Use the `HOME` preset for ACL and set the `group` to Domain Users.

 

[ljvb]

Use the `HOME` preset for ACL and set the `group` to Domain Users.

I already did that, even though the instructions actually state Domain Admins.

 

[ljvb]

Use the `HOME` preset for ACL and set the `group` to Domain Users.

This is my current error.. What is weird.. there is one user that works, the nextcloud service account I created in AD. All the AD accounts are the same, and in the same groups, but my test users are not working

chdir_current_service: vfs_ChDir(/mnt/GeneralRaidz/home_dir/VBN/z-jason) failed: Permission denied. Current token: uid=100001105, gid=100000514, 13 groups: 100001105 100000514 100001111 100000513 100001123 100001122 100001116 100000573 90000018 90000019 90000021 90000002 90000001


[2021/10/04 14:45:00.082672, 0] ../../source3/smbd/service.c:171(chdir_current_service)

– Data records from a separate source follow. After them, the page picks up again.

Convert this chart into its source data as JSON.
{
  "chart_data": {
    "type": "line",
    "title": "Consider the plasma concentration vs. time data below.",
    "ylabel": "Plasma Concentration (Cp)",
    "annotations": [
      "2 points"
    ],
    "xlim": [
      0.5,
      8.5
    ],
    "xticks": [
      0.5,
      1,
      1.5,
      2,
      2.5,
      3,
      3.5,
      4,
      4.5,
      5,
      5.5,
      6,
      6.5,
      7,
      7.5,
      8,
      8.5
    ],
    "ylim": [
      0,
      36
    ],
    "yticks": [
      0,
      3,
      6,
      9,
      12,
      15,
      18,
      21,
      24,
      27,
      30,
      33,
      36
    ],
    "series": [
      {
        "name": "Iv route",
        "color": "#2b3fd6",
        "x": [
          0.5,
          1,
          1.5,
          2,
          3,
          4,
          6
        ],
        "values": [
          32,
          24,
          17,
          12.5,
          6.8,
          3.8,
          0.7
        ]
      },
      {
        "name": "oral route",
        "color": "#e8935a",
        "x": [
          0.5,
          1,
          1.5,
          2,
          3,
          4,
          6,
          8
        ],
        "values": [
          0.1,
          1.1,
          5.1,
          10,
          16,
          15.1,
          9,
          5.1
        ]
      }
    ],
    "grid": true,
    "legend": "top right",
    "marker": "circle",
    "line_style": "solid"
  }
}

chdir_current_service: vfs_ChDir(/mnt/GeneralRaidz/home_dir/VBN/z-jason) failed: Permission denied. Current token: uid=100001105, gid=100000514, 13 groups: 100001105 100000514 100001111 100000513 100001123 100001122 100001116 100000573 90000018 90000019 90000021 90000002 90000001


[2021/10/04 14:45:00.082798, 0] ../../source3/smbd/service.c:183(chdir_current_service)


chdir_current_service: vfs_ChDir(/mnt/GeneralRaidz/home_dir/VBN/z-jason) failed: Permission denied. Current token: uid=100001105, gid=100000514, 13 groups: 100001105 100000514 100001111 100000513 100001123 100001122 100001116 100000573 90000018 90000019 90000021 90000002 90000001

 

[ljvb]

and right after I posted this...

It appears that the directory created based on the domain never did get the appropriate group
root@storage[/mnt/GeneralRaidz/home_dir is the pool and set to Home Dir in the ACL config.
root@storage[/mnt/GeneralRaidz/home_dir/VBN is the directory that gets automatically added (domain), automatically by Samba, but the permission was never set correctly, I changed group ownership to domain users manually on the console, and it appears to work. I have to make sure it does not hose up the permissions of the users, but we will see.